Taking up first the photography of stars, we must begin by mentioning the work of Rutherfurd at New York. More than thirty years ago he had so far perfected methods of stellar photography that he was able to secure excellent pictures of stars as faint as the ninth magnitude. In those days the modern process of dry-plate photography had not been invented. To-day, plates exposed in the photographic telescope are made of glass covered with a perfectly dry film of sensitized gelatine. But in the old wet-plate process the sensitive film was first wetted with a chemical solution; and this solution could not be allowed to dry during the exposure. Consequently, Rutherfurd was limited to exposures a few minutes in length, while nowadays, as we have said, their duration can be prolonged at will.

When we add to this the fact that the old plates were far less sensitive to light than those now available, it is easy to see what were the difficulties in the way of photographing faint stars in Rutherfurd's time. Nor did he possess the modern ingenious device of a combined visual and photographic instrument. He had no electric controlling apparatus. In fact, the younger generation of astronomers can form no adequate idea of the patience and personal skill Rutherfurd must have had at his command. For he certainly did produce negatives that are but little inferior to the best that can be made to-day. His only limitation was that he could not obtain images of stars much below the ninth magnitude.

To understand just what is meant here by the ninth magnitude, it is necessary to go back in imagination to the time of Hipparchus, the father of sidereal astronomy. (See [page 39].) He adopted the convenient plan of dividing all the stars visible to the naked eye (of course, he had no telescope) into six classes, according to their brilliancy. The faintest visible stars were put in the sixth class, and all the others were assigned somewhat arbitrarily to one or the other of the brighter classes.

Modern astronomers have devised a more scientific system, which has been made to conform very nearly to that of Hipparchus, just as it has come down to us through the ages. We have adopted a certain arbitrary degree of luminosity as the standard "first-magnitude"; compared with sunlight, this may be represented roughly by a fraction of which the numerator is 1, and the denominator about eighty thousand millions.

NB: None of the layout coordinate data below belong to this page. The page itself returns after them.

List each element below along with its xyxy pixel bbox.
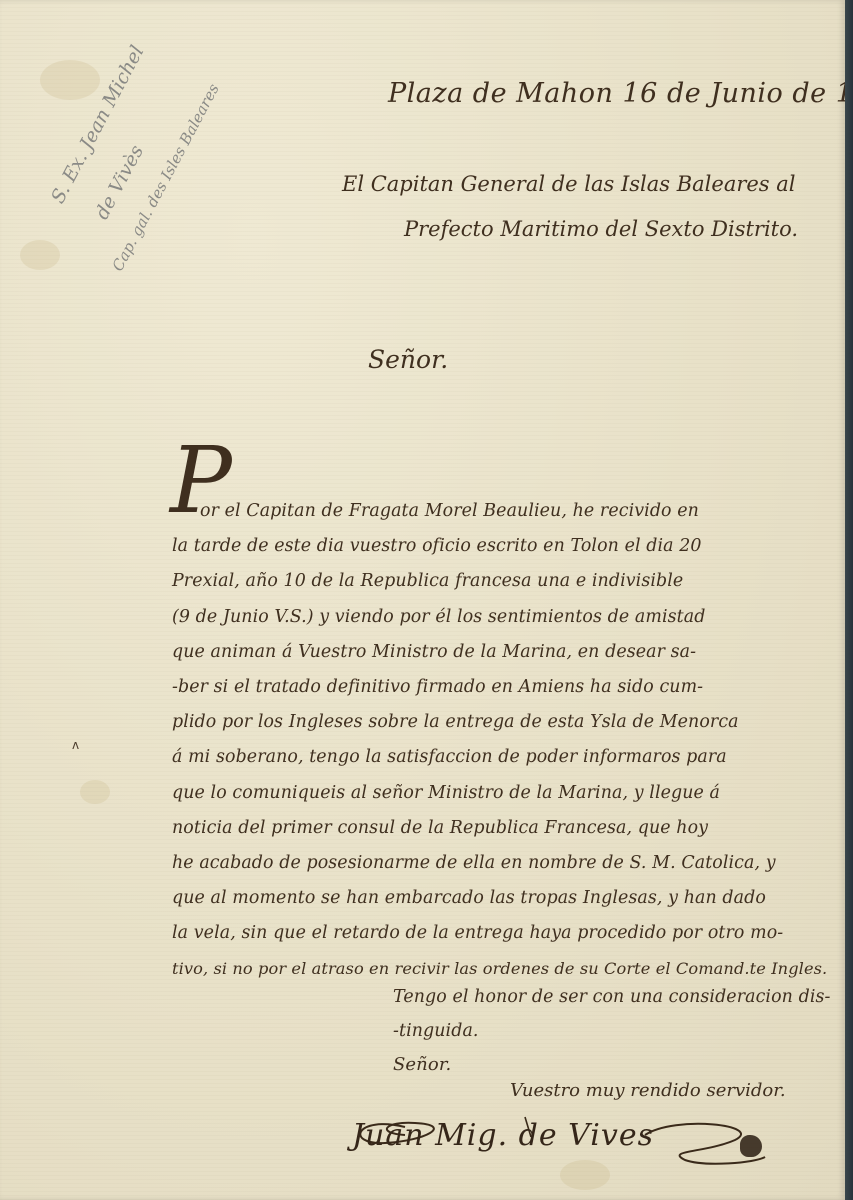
body-line: á mi soberano, tengo la satisfaccion de … <box>172 740 847 775</box>
place-date-line: Plaza de Mahon 16 de Junio de 1802 <box>388 78 853 109</box>
closing-salutation: Señor. <box>393 1048 830 1082</box>
body-line: la tarde de este dia vuestro oficio escr… <box>172 529 847 564</box>
document-page: S. Ex. Jean Michel de Vivès Cap. gal. de… <box>0 0 845 1200</box>
body-line: que animan á Vuestro Ministro de la Mari… <box>172 635 847 670</box>
letter-body: or el Capitan de Fragata Morel Beaulieu,… <box>172 494 847 987</box>
ink-blot <box>740 1135 762 1157</box>
body-line: he acabado de posesionarme de ella en no… <box>172 846 847 881</box>
stray-ink-mark: ʌ <box>72 738 79 752</box>
valediction: Vuestro muy rendido servidor. <box>510 1080 786 1101</box>
body-line: (9 de Junio V.S.) y viendo por él los se… <box>172 600 847 635</box>
paper-stain <box>40 60 100 100</box>
body-line: la vela, sin que el retardo de la entreg… <box>172 916 847 951</box>
closing-line: -tinguida. <box>393 1014 830 1048</box>
recipient-address-line: Prefecto Maritimo del Sexto Distrito. <box>404 217 798 241</box>
paper-stain <box>80 780 110 804</box>
scan-background-edge <box>845 0 853 1200</box>
paper-stain <box>20 240 60 270</box>
sender-address-line: El Capitan General de las Islas Baleares… <box>342 172 796 196</box>
salutation: Señor. <box>368 345 448 374</box>
body-line: noticia del primer consul de la Republic… <box>172 811 847 846</box>
body-line: que lo comuniqueis al señor Ministro de … <box>172 776 847 811</box>
body-line: plido por los Ingleses sobre la entrega … <box>172 705 847 740</box>
body-line: que al momento se han embarcado las trop… <box>172 881 847 916</box>
closing-line: Tengo el honor de ser con una considerac… <box>393 980 830 1014</box>
body-line: -ber si el tratado definitivo firmado en… <box>172 670 847 705</box>
body-line: or el Capitan de Fragata Morel Beaulieu,… <box>172 494 847 529</box>
body-line: Prexial, año 10 de la Republica francesa… <box>172 564 847 599</box>
signature: Juan Mig. de Vives <box>352 1118 654 1153</box>
closing-block: Tengo el honor de ser con una considerac… <box>393 980 830 1082</box>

The standard second-magnitude star is one whose light, compared with a first-magnitude, may be represented approximately by the fraction ⅖. The third magnitude, in turn, may be compared with the second by the same fraction ⅖; and so the classification is extended to magnitudes below those visible to the unaided eye. Each magnitude compares with the one above it, as the light of two candles would compare with the light of five.

Rutherfurd did not stop with mere photographs. He realized very clearly the obvious truth that by making a picture of the sky we simply change the scene of our operations. Upon the photograph we can measure that which we might have studied directly in the heavens; but so long as they remain unmeasured, celestial pictures have a potential value only. Locked within them may lie hidden some secret of our universe. But it will not come forth unsought. Patient effort must precede discovery, in photography, as elsewhere in science. There is no royal road. Rutherfurd devised an elaborate measuring-machine in which his photographs could be examined under the microscope with the most minute exactness. With this machine he measured a large number of his pictures; and it has been shown quite recently that the results obtained from them are comparable in accuracy with those coming from the most highly accredited methods of direct eye-observation.

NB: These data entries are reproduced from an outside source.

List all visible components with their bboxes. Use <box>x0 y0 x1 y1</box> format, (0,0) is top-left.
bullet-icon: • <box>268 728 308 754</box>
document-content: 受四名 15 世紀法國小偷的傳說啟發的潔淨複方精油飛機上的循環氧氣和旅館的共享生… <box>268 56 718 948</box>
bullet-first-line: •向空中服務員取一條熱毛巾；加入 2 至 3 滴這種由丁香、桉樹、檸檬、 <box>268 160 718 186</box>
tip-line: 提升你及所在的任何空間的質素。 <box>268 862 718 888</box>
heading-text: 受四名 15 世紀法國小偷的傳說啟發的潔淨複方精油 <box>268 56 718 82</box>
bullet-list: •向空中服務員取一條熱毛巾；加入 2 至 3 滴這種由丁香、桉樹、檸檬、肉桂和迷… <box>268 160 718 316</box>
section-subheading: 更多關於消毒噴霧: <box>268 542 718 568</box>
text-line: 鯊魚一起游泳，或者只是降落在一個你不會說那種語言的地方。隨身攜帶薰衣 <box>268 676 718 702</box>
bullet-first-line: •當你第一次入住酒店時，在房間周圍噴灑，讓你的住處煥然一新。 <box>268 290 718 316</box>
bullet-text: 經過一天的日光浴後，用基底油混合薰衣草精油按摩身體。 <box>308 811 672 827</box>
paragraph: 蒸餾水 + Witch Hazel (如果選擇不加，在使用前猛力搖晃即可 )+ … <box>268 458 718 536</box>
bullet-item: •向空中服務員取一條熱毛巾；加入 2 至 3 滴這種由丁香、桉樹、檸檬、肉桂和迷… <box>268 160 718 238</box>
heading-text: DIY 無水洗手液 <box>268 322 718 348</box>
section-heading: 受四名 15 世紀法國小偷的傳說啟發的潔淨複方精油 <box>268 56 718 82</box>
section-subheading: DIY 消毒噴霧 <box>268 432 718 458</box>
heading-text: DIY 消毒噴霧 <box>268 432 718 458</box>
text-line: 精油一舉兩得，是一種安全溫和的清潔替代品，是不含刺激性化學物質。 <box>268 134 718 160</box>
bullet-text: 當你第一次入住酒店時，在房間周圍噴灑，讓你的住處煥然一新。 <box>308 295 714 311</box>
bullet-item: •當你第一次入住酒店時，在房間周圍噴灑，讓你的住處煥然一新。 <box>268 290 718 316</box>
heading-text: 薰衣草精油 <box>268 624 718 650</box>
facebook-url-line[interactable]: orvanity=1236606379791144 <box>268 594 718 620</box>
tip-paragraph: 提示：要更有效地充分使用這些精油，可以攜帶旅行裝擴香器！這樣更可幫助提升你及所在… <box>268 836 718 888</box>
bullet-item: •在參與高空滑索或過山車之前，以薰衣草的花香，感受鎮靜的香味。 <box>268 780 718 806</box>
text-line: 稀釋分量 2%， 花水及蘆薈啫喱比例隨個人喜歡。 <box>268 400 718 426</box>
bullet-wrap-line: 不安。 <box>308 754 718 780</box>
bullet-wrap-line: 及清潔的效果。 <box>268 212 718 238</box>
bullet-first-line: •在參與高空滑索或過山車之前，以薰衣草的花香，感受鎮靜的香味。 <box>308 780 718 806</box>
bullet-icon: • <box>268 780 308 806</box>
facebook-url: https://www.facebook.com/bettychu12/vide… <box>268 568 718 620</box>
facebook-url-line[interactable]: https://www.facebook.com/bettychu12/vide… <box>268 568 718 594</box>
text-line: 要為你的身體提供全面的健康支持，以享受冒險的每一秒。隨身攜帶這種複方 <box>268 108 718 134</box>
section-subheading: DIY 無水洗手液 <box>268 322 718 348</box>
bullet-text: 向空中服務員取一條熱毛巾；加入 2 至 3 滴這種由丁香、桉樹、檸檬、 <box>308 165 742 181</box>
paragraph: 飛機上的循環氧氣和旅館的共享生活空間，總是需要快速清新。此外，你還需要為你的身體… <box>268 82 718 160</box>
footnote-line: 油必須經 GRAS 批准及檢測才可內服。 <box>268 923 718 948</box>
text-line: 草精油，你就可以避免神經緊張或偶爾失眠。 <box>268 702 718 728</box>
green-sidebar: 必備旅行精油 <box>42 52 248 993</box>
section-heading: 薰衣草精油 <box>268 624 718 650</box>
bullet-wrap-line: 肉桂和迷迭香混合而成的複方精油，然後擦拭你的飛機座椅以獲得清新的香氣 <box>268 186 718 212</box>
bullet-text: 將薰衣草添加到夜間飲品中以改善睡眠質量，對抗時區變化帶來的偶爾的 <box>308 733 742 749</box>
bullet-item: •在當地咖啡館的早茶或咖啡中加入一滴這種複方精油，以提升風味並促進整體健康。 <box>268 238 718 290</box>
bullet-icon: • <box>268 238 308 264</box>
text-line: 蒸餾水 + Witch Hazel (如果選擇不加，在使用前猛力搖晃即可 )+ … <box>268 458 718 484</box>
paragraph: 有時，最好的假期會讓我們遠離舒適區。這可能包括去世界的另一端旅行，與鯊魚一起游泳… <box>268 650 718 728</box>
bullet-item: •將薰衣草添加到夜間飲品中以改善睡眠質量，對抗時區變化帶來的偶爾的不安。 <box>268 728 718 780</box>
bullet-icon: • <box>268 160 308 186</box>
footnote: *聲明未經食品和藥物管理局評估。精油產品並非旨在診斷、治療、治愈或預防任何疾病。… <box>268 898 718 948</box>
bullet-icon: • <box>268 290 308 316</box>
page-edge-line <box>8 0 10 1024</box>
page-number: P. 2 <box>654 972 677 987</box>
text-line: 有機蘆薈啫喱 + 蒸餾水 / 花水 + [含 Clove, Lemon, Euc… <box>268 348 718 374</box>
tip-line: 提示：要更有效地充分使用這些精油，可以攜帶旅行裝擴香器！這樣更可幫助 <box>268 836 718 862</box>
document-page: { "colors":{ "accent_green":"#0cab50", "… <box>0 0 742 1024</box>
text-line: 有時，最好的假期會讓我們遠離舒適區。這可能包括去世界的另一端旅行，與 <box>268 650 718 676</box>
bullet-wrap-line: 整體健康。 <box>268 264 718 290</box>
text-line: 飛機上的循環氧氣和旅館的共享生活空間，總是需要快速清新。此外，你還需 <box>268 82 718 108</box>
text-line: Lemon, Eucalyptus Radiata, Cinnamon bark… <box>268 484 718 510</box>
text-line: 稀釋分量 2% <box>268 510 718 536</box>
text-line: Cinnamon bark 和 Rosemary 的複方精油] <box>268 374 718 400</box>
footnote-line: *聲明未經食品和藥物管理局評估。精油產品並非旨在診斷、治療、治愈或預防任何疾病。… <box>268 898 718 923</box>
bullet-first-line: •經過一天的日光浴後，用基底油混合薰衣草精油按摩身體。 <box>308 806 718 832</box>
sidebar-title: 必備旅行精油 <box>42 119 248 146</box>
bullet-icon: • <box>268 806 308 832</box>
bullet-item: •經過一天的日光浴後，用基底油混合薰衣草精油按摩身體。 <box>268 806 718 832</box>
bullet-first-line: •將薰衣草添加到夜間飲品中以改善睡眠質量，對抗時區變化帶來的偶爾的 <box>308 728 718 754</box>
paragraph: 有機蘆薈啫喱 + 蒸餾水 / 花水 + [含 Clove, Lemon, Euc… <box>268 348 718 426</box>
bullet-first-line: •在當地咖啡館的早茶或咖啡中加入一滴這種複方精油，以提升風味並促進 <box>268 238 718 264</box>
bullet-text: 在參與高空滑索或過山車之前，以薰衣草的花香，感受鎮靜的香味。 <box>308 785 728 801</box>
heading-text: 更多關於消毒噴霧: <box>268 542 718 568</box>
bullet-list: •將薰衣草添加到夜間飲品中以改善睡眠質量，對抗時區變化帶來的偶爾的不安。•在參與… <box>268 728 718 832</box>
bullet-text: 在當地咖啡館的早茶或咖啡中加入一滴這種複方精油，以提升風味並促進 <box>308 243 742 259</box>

And photographs are far superior in ease of manipulation. Convenient day-observing under the microscope in a comfortable astronomical laboratory is substituted for all the discomforts of a midnight vigil under the stars. The work of measurement can proceed in all weathers, whereas formerly it was limited strictly to perfectly clear nights. Lastly, the negatives form a permanent record, to which we can always return to correct errors or re-examine doubtful points.

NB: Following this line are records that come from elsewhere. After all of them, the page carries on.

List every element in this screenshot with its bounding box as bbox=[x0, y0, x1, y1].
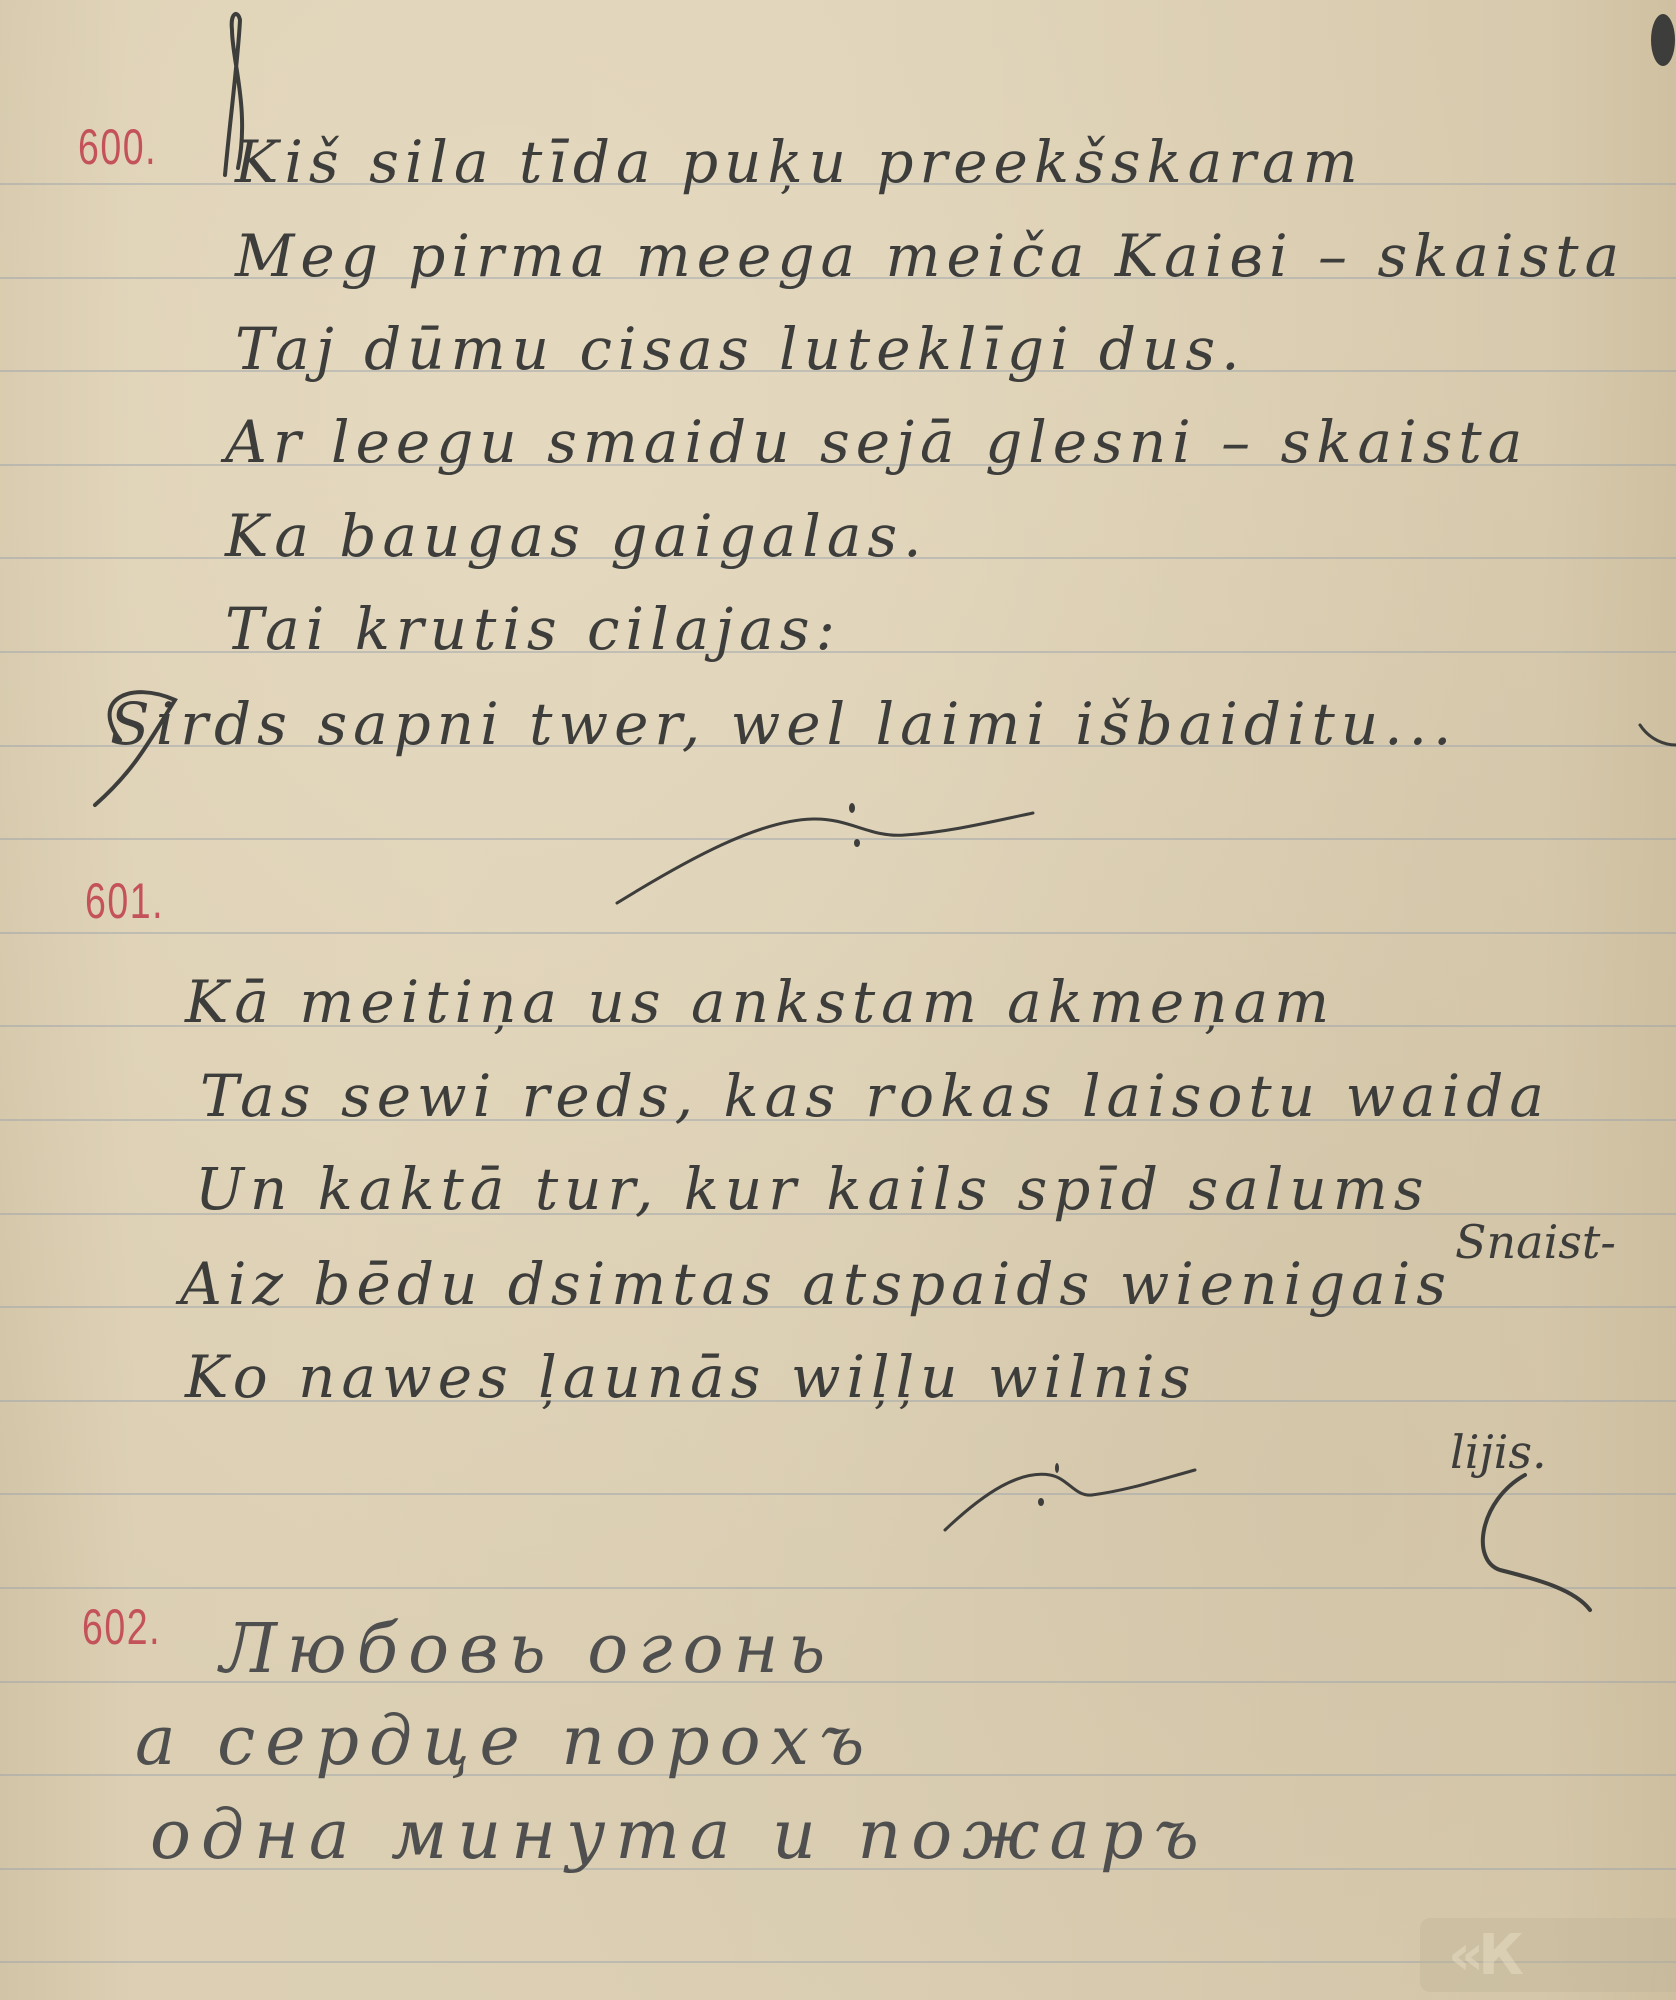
poem-601-line-3: Un kaktā tur, kur kails spīd salums bbox=[195, 1155, 1429, 1223]
poem-602-line-1: Любовь огонь bbox=[220, 1610, 835, 1689]
ruled-line bbox=[0, 1587, 1676, 1589]
ink-blot bbox=[1651, 14, 1675, 66]
poem-600-line-1: Kiš sila tīda puķu preekšskaram bbox=[235, 128, 1364, 196]
ruled-line bbox=[0, 1493, 1676, 1495]
poem-600-line-6: Tai krutis cilajas: bbox=[225, 595, 841, 663]
poem-600-line-3: Taj dūmu cisas luteklīgi dus. bbox=[235, 315, 1246, 383]
annotation-snaist: Snaist- bbox=[1455, 1215, 1616, 1269]
poem-601-line-4: Aiz bēdu dsimtas atspaids wienigais bbox=[180, 1250, 1452, 1318]
watermark-chevron-icon: «К bbox=[1448, 1923, 1518, 1988]
entry-number-601: 601. bbox=[85, 872, 164, 930]
entry-number-600: 600. bbox=[78, 118, 157, 176]
separator-flourish-icon bbox=[945, 1470, 1195, 1530]
annotation-lijis: lijis. bbox=[1450, 1425, 1547, 1479]
poem-600-line-2: Mеg pirma meega meičа Kaiвi – skaista bbox=[235, 222, 1625, 290]
poem-601-line-1: Kā meitiņa us ankstam akmeņam bbox=[185, 968, 1335, 1036]
poem-601-line-2: Tas sewi reds, kas rokas laisotu waida bbox=[200, 1062, 1550, 1130]
poem-602-line-3: одна минута и пожаръ bbox=[150, 1796, 1209, 1875]
poem-601-line-5: Ko nawes ļaunās wiļļu wilnis bbox=[185, 1343, 1196, 1411]
ruled-line bbox=[0, 838, 1676, 840]
ruled-line bbox=[0, 932, 1676, 934]
poem-600-line-5: Ka baugas gaigalas. bbox=[225, 502, 928, 570]
entry-number-602: 602. bbox=[82, 1598, 161, 1656]
archive-watermark-logo: «К bbox=[1420, 1918, 1676, 1992]
poem-600-line-4: Ar leegu smaidu sejā glesni – skaista bbox=[225, 408, 1528, 476]
manuscript-page: 600. Kiš sila tīda puķu preekšskaram Mеg… bbox=[0, 0, 1676, 2000]
poem-602-line-2: а сердце порохъ bbox=[135, 1702, 874, 1781]
poem-600-line-7: Sirds sapni twer, wel laimi išbaiditu... bbox=[110, 690, 1458, 758]
separator-flourish-icon bbox=[617, 813, 1033, 903]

Rutherfurd's stellar work extended down to about 1877, and included especially parallax determinations and the photography of star-clusters. Each of these subjects is receiving close attention from later investigators, and, therefore, merits brief mention here. Stellar parallax is in one sense but another name for stellar distance. Its measurement has been one of the important problems of astronomy for centuries, ever since men recognized that the Copernican theory of our universe requires the determination of stellar distances for its complete demonstration.

If the earth is swinging around the sun once a year in a mighty path or orbit, there must be changes of its position in space comparable in size with the orbit itself. And the stars ought to shift their apparent places on the sky to correspond with these changes in the terrestrial observer's position. The phenomenon is analogous to what occurs when we look out of a room, first through one window, and then through another. Any object on the opposite side of the street will be seen in a changed direction, on account of the observer's having shifted his position from one window to the other. If the object seemed to be due north when seen from the first window, it will, perhaps, appear a little east of north from the other. But this change of direction will be comparatively small, if the object under observation is very far away, in comparison with the distance between the two windows.

This is what occurs with the stars. The earth's orbit, vast as it is, shrinks into almost absolute insignificance when compared with the profound distances by which we are sundered from even the nearest fixed stars. Consequently, the shifting of their positions is also very small—so small as to be near the extreme limit separating that which is measurable from that which is beyond human ken.